On the one hand, it documents genuine and disturbing examples of anti-Muslim prejudice and violence. On the other, it uses allegations of Islamophobia to smear critics of Islamism.

For example, the report contains more references to Ed Husain, a prominent British Muslim critic of Islamism, than Nick Griffin. It even mentions another Islamist turned critic, Shiraz Maher significantly more than the noted anti-Islam Dutch politician Geert Wilders.

Lambert’s report previously contained one section about politics in East London which was so libellous about Jim Fitzpatrick MP and various Labour Tower Hamlets councillors that Exeter University had it removed and issued an apology to them. In this way, Islamists and their allies use the concept of Islamophobia to argue that Islamists must not be criticised because doing so feeds the anti-Muslim atmosphere in the UK.
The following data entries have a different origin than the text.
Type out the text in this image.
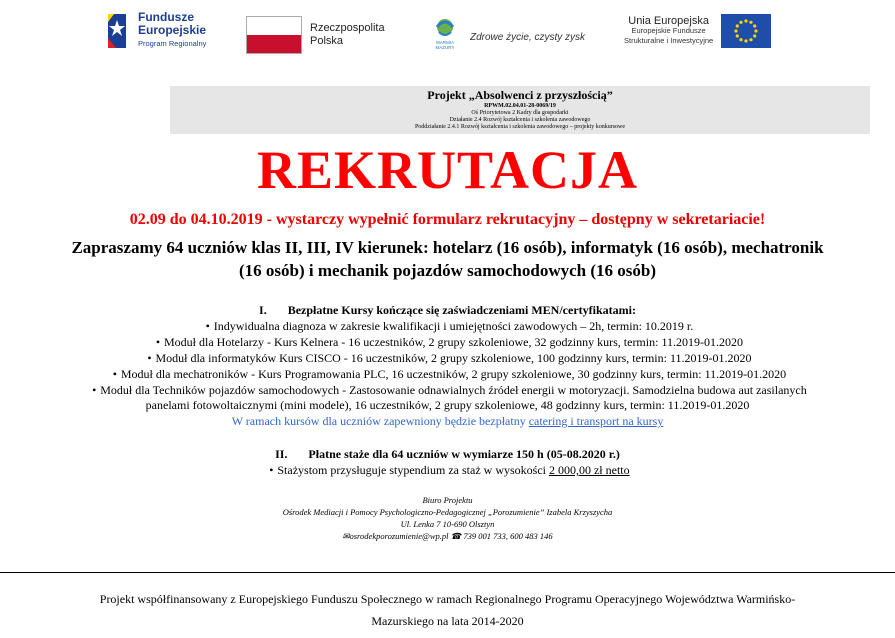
Fundusze
Europejskie
Program Regionalny
Rzeczpospolita
Polska	WARMIA MAZURY
Zdrowe życie, czysty zysk
Unia Europejska
Europejskie Fundusze
Strukturalne i Inwestycyjne
Projekt „Absolwenci z przyszłością”
RPWM.02.04.01-28-0069/19
Oś Priorytetowa 2 Kadry dla gospodarki
Działanie 2.4 Rozwój kształcenia i szkolenia zawodowego
Poddziałanie 2.4.1 Rozwój kształcenia i szkolenia zawodowego – projekty konkursowe
REKRUTACJA
02.09 do 04.10.2019 - wystarczy wypełnić formularz rekrutacyjny – dostępny w sekretariacie!
Zapraszamy 64 uczniów klas II, III, IV kierunek: hotelarz (16 osób), informatyk (16 osób), mechatronik
(16 osób) i mechanik pojazdów samochodowych (16 osób)
I. Bezpłatne Kursy kończące się zaświadczeniami MEN/certyfikatami:
• Indywidualna diagnoza w zakresie kwalifikacji i umiejętności zawodowych – 2h, termin: 10.2019 r.
• Moduł dla Hotelarzy - Kurs Kelnera - 16 uczestników, 2 grupy szkoleniowe, 32 godzinny kurs, termin: 11.2019-01.2020
• Moduł dla informatyków Kurs CISCO - 16 uczestników, 2 grupy szkoleniowe, 100 godzinny kurs, termin: 11.2019-01.2020
• Moduł dla mechatroników - Kurs Programowania PLC, 16 uczestników, 2 grupy szkoleniowe, 30 godzinny kurs, termin: 11.2019-01.2020
• Moduł dla Techników pojazdów samochodowych - Zastosowanie odnawialnych źródeł energii w motoryzacji. Samodzielna budowa aut zasilanych
panelami fotowoltaicznymi (mini modele), 16 uczestników, 2 grupy szkoleniowe, 48 godzinny kurs, termin: 11.2019-01.2020
W ramach kursów dla uczniów zapewniony będzie bezpłatny catering i transport na kursy
II. Płatne staże dla 64 uczniów w wymiarze 150 h (05-08.2020 r.)
• Stażystom przysługuje stypendium za staż w wysokości 2 000,00 zł netto
Biuro Projektu
Ośrodek Mediacji i Pomocy Psychologiczno-Pedagogicznej „Porozumienie” Izabela Krzyszycha
Ul. Lenka 7 10-690 Olsztyn
✉osrodekporozumienie@wp.pl ☎ 739 001 733, 600 483 146
Projekt współfinansowany z Europejskiego Funduszu Społecznego w ramach Regionalnego Programu Operacyjnego Województwa Warmińsko-
Mazurskiego na lata 2014-2020
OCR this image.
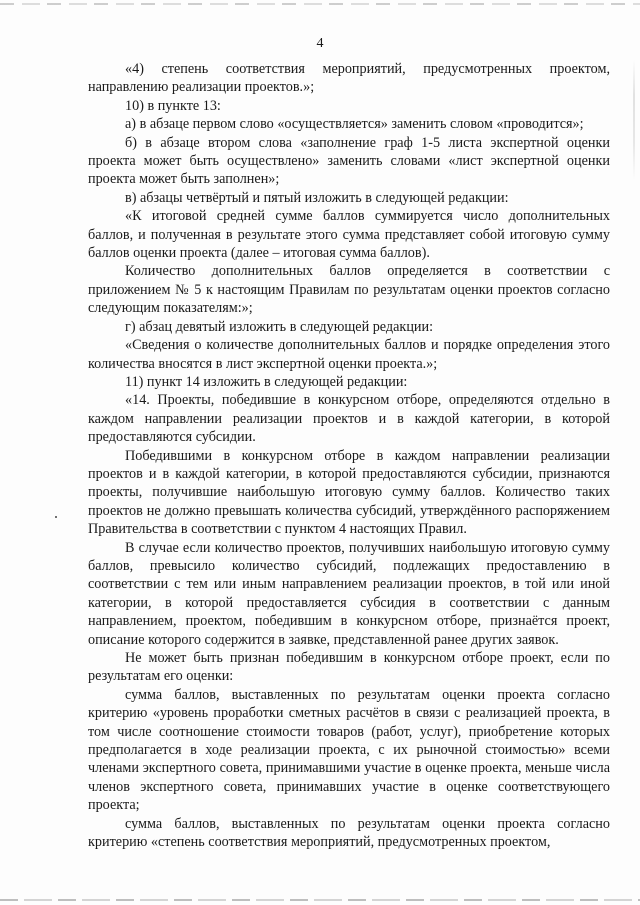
4

«4) степень соответствия мероприятий, предусмотренных проектом, направлению реализации проектов.»;

10) в пункте 13:

а) в абзаце первом слово «осуществляется» заменить словом «проводится»;

б) в абзаце втором слова «заполнение граф 1-5 листа экспертной оценки проекта может быть осуществлено» заменить словами «лист экспертной оценки проекта может быть заполнен»;

в) абзацы четвёртый и пятый изложить в следующей редакции:

«К итоговой средней сумме баллов суммируется число дополнительных баллов, и полученная в результате этого сумма представляет собой итоговую сумму баллов оценки проекта (далее – итоговая сумма баллов).

Количество дополнительных баллов определяется в соответствии с приложением № 5 к настоящим Правилам по результатам оценки проектов согласно следующим показателям:»;

г) абзац девятый изложить в следующей редакции:

«Сведения о количестве дополнительных баллов и порядке определения этого количества вносятся в лист экспертной оценки проекта.»;

11) пункт 14 изложить в следующей редакции:

«14. Проекты, победившие в конкурсном отборе, определяются отдельно в каждом направлении реализации проектов и в каждой категории, в которой предоставляются субсидии.

Победившими в конкурсном отборе в каждом направлении реализации проектов и в каждой категории, в которой предоставляются субсидии, признаются проекты, получившие наибольшую итоговую сумму баллов. Количество таких проектов не должно превышать количества субсидий, утверждённого распоряжением Правительства в соответствии с пунктом 4 настоящих Правил.

В случае если количество проектов, получивших наибольшую итоговую сумму баллов, превысило количество субсидий, подлежащих предоставлению в соответствии с тем или иным направлением реализации проектов, в той или иной категории, в которой предоставляется субсидия в соответствии с данным направлением, проектом, победившим в конкурсном отборе, признаётся проект, описание которого содержится в заявке, представленной ранее других заявок.

Не может быть признан победившим в конкурсном отборе проект, если по результатам его оценки:

сумма баллов, выставленных по результатам оценки проекта согласно критерию «уровень проработки сметных расчётов в связи с реализацией проекта, в том числе соотношение стоимости товаров (работ, услуг), приобретение которых предполагается в ходе реализации проекта, с их рыночной стоимостью» всеми членами экспертного совета, принимавшими участие в оценке проекта, меньше числа членов экспертного совета, принимавших участие в оценке соответствующего проекта;

сумма баллов, выставленных по результатам оценки проекта согласно критерию «степень соответствия мероприятий, предусмотренных проектом,
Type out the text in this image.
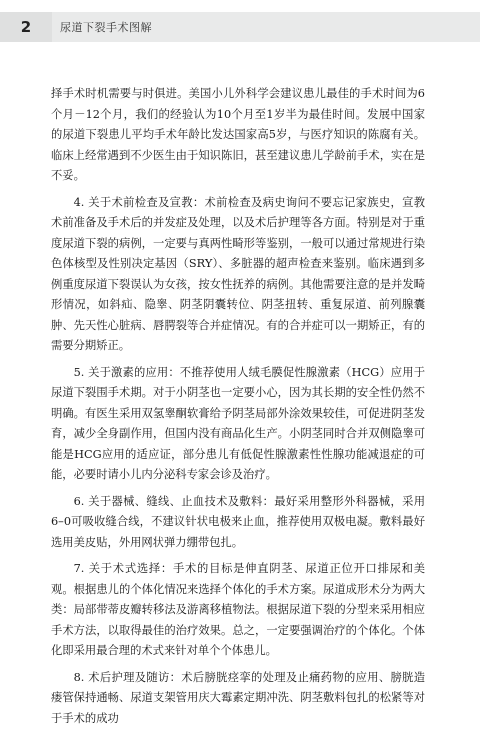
2	尿道下裂手术图解

择手术时机需要与时俱进。美国小儿外科学会建议患儿最佳的手术时间为6个月－12个月，我们的经验认为10个月至1岁半为最佳时间。发展中国家的尿道下裂患儿平均手术年龄比发达国家高5岁，与医疗知识的陈腐有关。临床上经常遇到不少医生由于知识陈旧，甚至建议患儿学龄前手术，实在是不妥。

4. 关于术前检查及宣教：术前检查及病史询问不要忘记家族史，宣教术前准备及手术后的并发症及处理，以及术后护理等各方面。特别是对于重度尿道下裂的病例，一定要与真两性畸形等鉴别，一般可以通过常规进行染色体核型及性别决定基因（SRY）、多脏器的超声检查来鉴别。临床遇到多例重度尿道下裂误认为女孩，按女性抚养的病例。其他需要注意的是并发畸形情况，如斜疝、隐睾、阴茎阴囊转位、阴茎扭转、重复尿道、前列腺囊肿、先天性心脏病、唇腭裂等合并症情况。有的合并症可以一期矫正，有的需要分期矫正。

5. 关于激素的应用：不推荐使用人绒毛膜促性腺激素（HCG）应用于尿道下裂围手术期。对于小阴茎也一定要小心，因为其长期的安全性仍然不明确。有医生采用双氢睾酮软膏给予阴茎局部外涂效果较佳，可促进阴茎发育，减少全身副作用，但国内没有商品化生产。小阴茎同时合并双侧隐睾可能是HCG应用的适应证，部分患儿有低促性腺激素性性腺功能减退症的可能，必要时请小儿内分泌科专家会诊及治疗。

6. 关于器械、缝线、止血技术及敷料：最好采用整形外科器械，采用6–0可吸收缝合线，不建议针状电极来止血，推荐使用双极电凝。敷料最好选用美皮贴，外用网状弹力绷带包扎。

7. 关于术式选择：手术的目标是伸直阴茎、尿道正位开口排尿和美观。根据患儿的个体化情况来选择个体化的手术方案。尿道成形术分为两大类：局部带蒂皮瓣转移法及游离移植物法。根据尿道下裂的分型来采用相应手术方法，以取得最佳的治疗效果。总之，一定要强调治疗的个体化。个体化即采用最合理的术式来针对单个个体患儿。

8. 术后护理及随访：术后膀胱痉挛的处理及止痛药物的应用、膀胱造瘘管保持通畅、尿道支架管用庆大霉素定期冲洗、阴茎敷料包扎的松紧等对于手术的成功
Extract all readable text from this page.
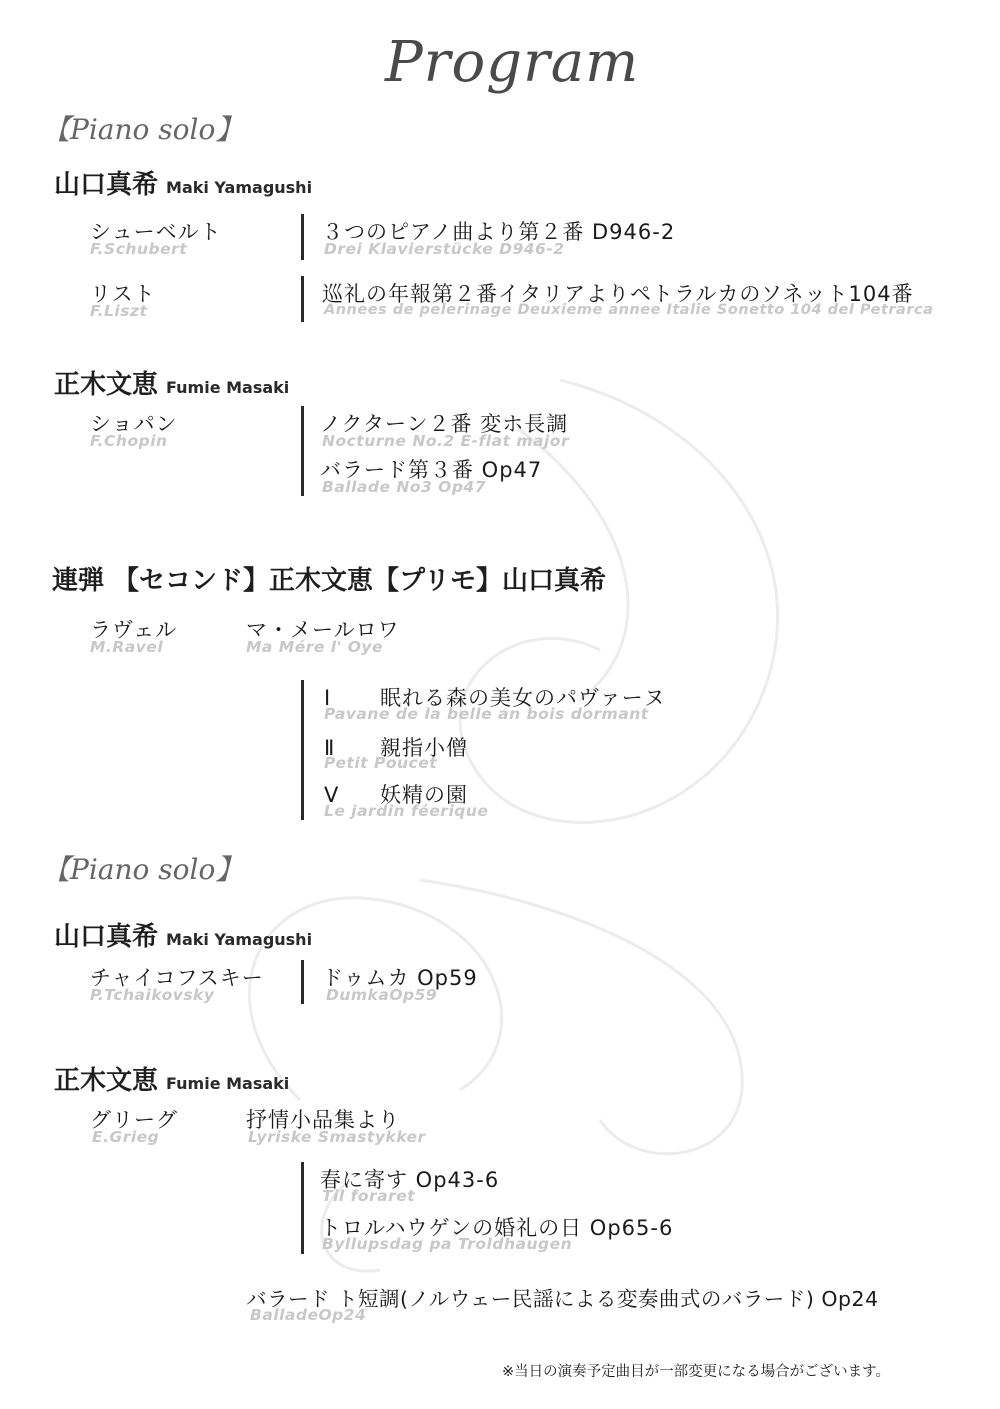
Program
【Piano solo】
山口真希 Maki Yamagushi
シューベルト
F.Schubert
３つのピアノ曲より第２番 D946-2
Drei Klavierstücke D946-2
リスト
F.Liszt
巡礼の年報第２番イタリアよりペトラルカのソネット104番
Annees de pelerinage Deuxieme annee Italie Sonetto 104 del Petrarca
正木文恵 Fumie Masaki
ショパン
F.Chopin
ノクターン２番 変ホ長調
Nocturne No.2 E-flat major
バラード第３番 Op47
Ballade No3 Op47
連弾 【セコンド】正木文恵【プリモ】山口真希
ラヴェル
M.Ravel
マ・メールロワ
Ma Mére l' Oye
Ⅰ 眠れる森の美女のパヴァーヌ
Pavane de la belle an bois dormant
Ⅱ 親指小僧
Petit Poucet
Ⅴ 妖精の園
Le jardin féerique
【Piano solo】
山口真希 Maki Yamagushi
チャイコフスキー
P.Tchaikovsky
ドゥムカ Op59
DumkaOp59
正木文恵 Fumie Masaki
グリーグ
E.Grieg
抒情小品集より
Lyriske Smastykker
春に寄す Op43-6
Til foraret
トロルハウゲンの婚礼の日 Op65-6
Byllupsdag pa Troldhaugen
バラード ト短調(ノルウェー民謡による変奏曲式のバラード) Op24
BalladeOp24
※当日の演奏予定曲目が一部変更になる場合がございます。
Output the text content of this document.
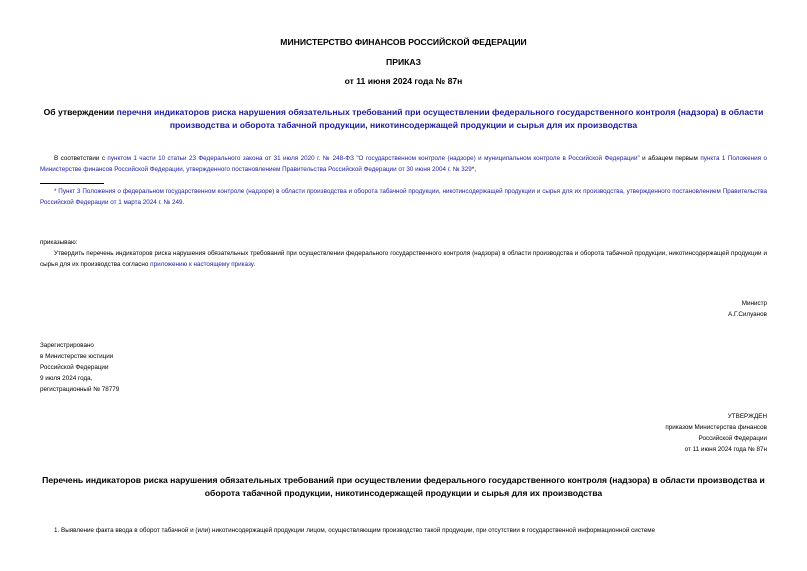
МИНИСТЕРСТВО ФИНАНСОВ РОССИЙСКОЙ ФЕДЕРАЦИИ
ПРИКАЗ
от 11 июня 2024 года № 87н
Об утверждении перечня индикаторов риска нарушения обязательных требований при осуществлении федерального государственного контроля (надзора) в области производства и оборота табачной продукции, никотинсодержащей продукции и сырья для их производства
В соответствии с пунктом 1 части 10 статьи 23 Федерального закона от 31 июля 2020 г. № 248-ФЗ "О государственном контроле (надзоре) и муниципальном контроле в Российской Федерации" и абзацем первым пункта 1 Положения о Министерстве финансов Российской Федерации, утвержденного постановлением Правительства Российской Федерации от 30 июня 2004 г. № 329*,
* Пункт 3 Положения о федеральном государственном контроле (надзоре) в области производства и оборота табачной продукции, никотинсодержащей продукции и сырья для их производства, утвержденного постановлением Правительства Российской Федерации от 1 марта 2024 г. № 249.
приказываю:
Утвердить перечень индикаторов риска нарушения обязательных требований при осуществлении федерального государственного контроля (надзора) в области производства и оборота табачной продукции, никотинсодержащей продукции и сырья для их производства согласно приложению к настоящему приказу.
Министр
А.Г.Силуанов
Зарегистрировано
в Министерстве юстиции
Российской Федерации
9 июля 2024 года,
регистрационный № 78779
УТВЕРЖДЕН
приказом Министерства финансов
Российской Федерации
от 11 июня 2024 года № 87н
Перечень индикаторов риска нарушения обязательных требований при осуществлении федерального государственного контроля (надзора) в области производства и оборота табачной продукции, никотинсодержащей продукции и сырья для их производства
1. Выявление факта ввода в оборот табачной и (или) никотинсодержащей продукции лицом, осуществляющим производство такой продукции, при отсутствии в государственной информационной системе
By appearing at events with prominent left-wing journalists and politicians, Islamists can then present themselves as part of the mainstream, despite their publicly stated views. This then further reinforces the idea that their critics are motivated by hatred of all Muslims, not perfectly rational concerns about their publicly-stated views.

The Muslim Brotherhood (in Arabic, Ikhwan al-Muslimeen‘), the world’s largest and oldest Islamist group, has even launched a website called ‘Ikhwanophobia‘ which argues that the Brotherhood’s critics are inspired by bigotry, not by rational disagreements with the organisations goals and beliefs.

The Left must no longer allow our proud history of anti-fascism to be hijacked in this way. Alliances with Islamists do nothing to help genuine victims of bigotry. All they do is strengthen the hands of extremists on the Islamist and racist far-right.